Actually ultrasound can heat tissue slightly and you can produce high heat with high intensity ultrasound [https://en.wikipedia.org/wiki/High-intensity_focused_ultrasound#Temperature](https://en.wikipedia.org/wiki/High-intensity_focused_ultrasound#Temperature). It is due to absorption of sound waves in tissue but I am not sure that is the mechanism you are talking about

Anonymous 0 Comments

There are 3 factors here.

* The sound wave itself doesn’t add much energy. The individual molecules are already bouncing around at the speed of sound. The fact that a wave is moving through them doesn’t change their average velocity by an appreciable amount. (But in extreme cases it can. Look up [acoustic refrigeration](https://en.wikipedia.org/wiki/Thermoacoustic_heat_engine).)

* Sound isn’t just compression. It is also rarefaction (low pressure) between the high pressure peaks. The transfer of heat (ignoring radiation) is based on the number of collisions between air and the object. While the high pressure regions have more collisions the low pressure regions will have less. This averages away much of the effect that you might expect.

* If you can feel the vibrations then it is producing heat in your hand. (Any time something deforms there will be heat generated.) However it is an extremely small amount of heat and is too small to notice.

Anonymous 0 Comments

Edit: I misread your question. But I’ll keep my answer below, for why “hot things create sound”…my apologies!

You need a constantly changing temperature to create sound by rapidly changing the density of air in the immediate vicinity, but it is very well possible!

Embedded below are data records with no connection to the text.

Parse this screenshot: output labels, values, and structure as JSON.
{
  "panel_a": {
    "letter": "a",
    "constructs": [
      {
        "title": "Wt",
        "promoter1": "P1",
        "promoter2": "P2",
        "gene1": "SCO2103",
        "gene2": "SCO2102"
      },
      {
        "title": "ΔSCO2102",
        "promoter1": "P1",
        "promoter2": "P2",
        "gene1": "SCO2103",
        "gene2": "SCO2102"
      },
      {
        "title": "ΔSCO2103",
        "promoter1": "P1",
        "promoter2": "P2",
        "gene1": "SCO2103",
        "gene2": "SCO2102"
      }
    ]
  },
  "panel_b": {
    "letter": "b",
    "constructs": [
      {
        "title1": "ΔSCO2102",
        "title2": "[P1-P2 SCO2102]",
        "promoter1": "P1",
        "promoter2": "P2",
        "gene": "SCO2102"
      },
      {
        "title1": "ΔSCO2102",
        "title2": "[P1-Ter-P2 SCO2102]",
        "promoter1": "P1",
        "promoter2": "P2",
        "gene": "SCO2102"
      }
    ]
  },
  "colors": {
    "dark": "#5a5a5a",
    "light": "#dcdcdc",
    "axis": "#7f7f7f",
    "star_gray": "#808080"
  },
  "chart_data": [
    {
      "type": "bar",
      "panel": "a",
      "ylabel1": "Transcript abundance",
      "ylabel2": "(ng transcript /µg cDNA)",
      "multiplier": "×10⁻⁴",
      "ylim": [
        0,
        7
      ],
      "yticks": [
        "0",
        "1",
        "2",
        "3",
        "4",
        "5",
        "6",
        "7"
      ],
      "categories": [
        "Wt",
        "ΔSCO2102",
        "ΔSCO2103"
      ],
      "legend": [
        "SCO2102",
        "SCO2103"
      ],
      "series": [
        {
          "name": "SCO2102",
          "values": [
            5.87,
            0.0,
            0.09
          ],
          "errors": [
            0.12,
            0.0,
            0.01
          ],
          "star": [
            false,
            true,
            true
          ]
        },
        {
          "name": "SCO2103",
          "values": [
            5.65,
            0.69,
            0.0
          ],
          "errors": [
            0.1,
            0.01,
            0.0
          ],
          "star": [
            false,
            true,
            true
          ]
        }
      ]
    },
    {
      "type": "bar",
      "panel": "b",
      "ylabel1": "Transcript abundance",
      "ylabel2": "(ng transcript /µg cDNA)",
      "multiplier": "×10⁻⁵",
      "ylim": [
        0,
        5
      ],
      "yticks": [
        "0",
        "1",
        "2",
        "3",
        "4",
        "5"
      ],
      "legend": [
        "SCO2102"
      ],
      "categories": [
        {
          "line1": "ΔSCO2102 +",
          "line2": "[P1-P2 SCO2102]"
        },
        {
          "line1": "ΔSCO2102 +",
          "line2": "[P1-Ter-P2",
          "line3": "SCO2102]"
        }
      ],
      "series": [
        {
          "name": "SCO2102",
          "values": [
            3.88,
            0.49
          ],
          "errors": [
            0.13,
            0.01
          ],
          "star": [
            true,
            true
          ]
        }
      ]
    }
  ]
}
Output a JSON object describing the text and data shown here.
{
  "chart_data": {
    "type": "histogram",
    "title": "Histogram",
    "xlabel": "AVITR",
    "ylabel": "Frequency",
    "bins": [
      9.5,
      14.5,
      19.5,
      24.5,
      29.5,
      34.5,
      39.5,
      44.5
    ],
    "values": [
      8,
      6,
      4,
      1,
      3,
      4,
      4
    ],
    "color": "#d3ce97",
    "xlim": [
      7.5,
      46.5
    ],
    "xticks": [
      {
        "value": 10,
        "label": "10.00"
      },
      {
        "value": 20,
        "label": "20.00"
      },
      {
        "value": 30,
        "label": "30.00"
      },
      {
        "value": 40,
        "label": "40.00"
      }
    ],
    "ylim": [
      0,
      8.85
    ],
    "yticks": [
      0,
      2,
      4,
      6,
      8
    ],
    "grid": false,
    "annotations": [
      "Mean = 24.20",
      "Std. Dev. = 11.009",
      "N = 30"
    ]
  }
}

Check out [this carbon nanotube speaker ](https://youtu.be/EA2exNkoq8A), which is essentially just a thin sheet of carbon ntubes changing temperature so rapidly that it is creating sound (and literal music)! There is no moving components here, it is just the black sheet that is playing music.

Anonymous 0 Comments

Sound energy will cause temperature rise but it will be hard to measure outside a controlled experiment in a lab. One reason is that most of the time, it isn’t a lot of energy converted to heat in the air and source of sound isn’t high energy to begin with relatively speaking.

A 50 W sound system might drive a speaker to produce a few watts of actual sound energy and, in a regular room, that is pretty loud. Loud enough that most people won’t tolerate it. It would be hard to detect a temperature difference even if these few watts converted to heat. Most of the heat would come from the electronic equipment, the lights in the room, the body heat of people inside – all of which release much more heat into the room.

Anonymous 0 Comments

Being hot is a molecule vibrating chemical bonds but not translating in space (a little but not much). A compression wave is a whole bunch of molecules translating back and forth together.

Hope that helps!

Anonymous 0 Comments

Why do you believe that ‘louder’ isn’t hotter then the corresponding wave?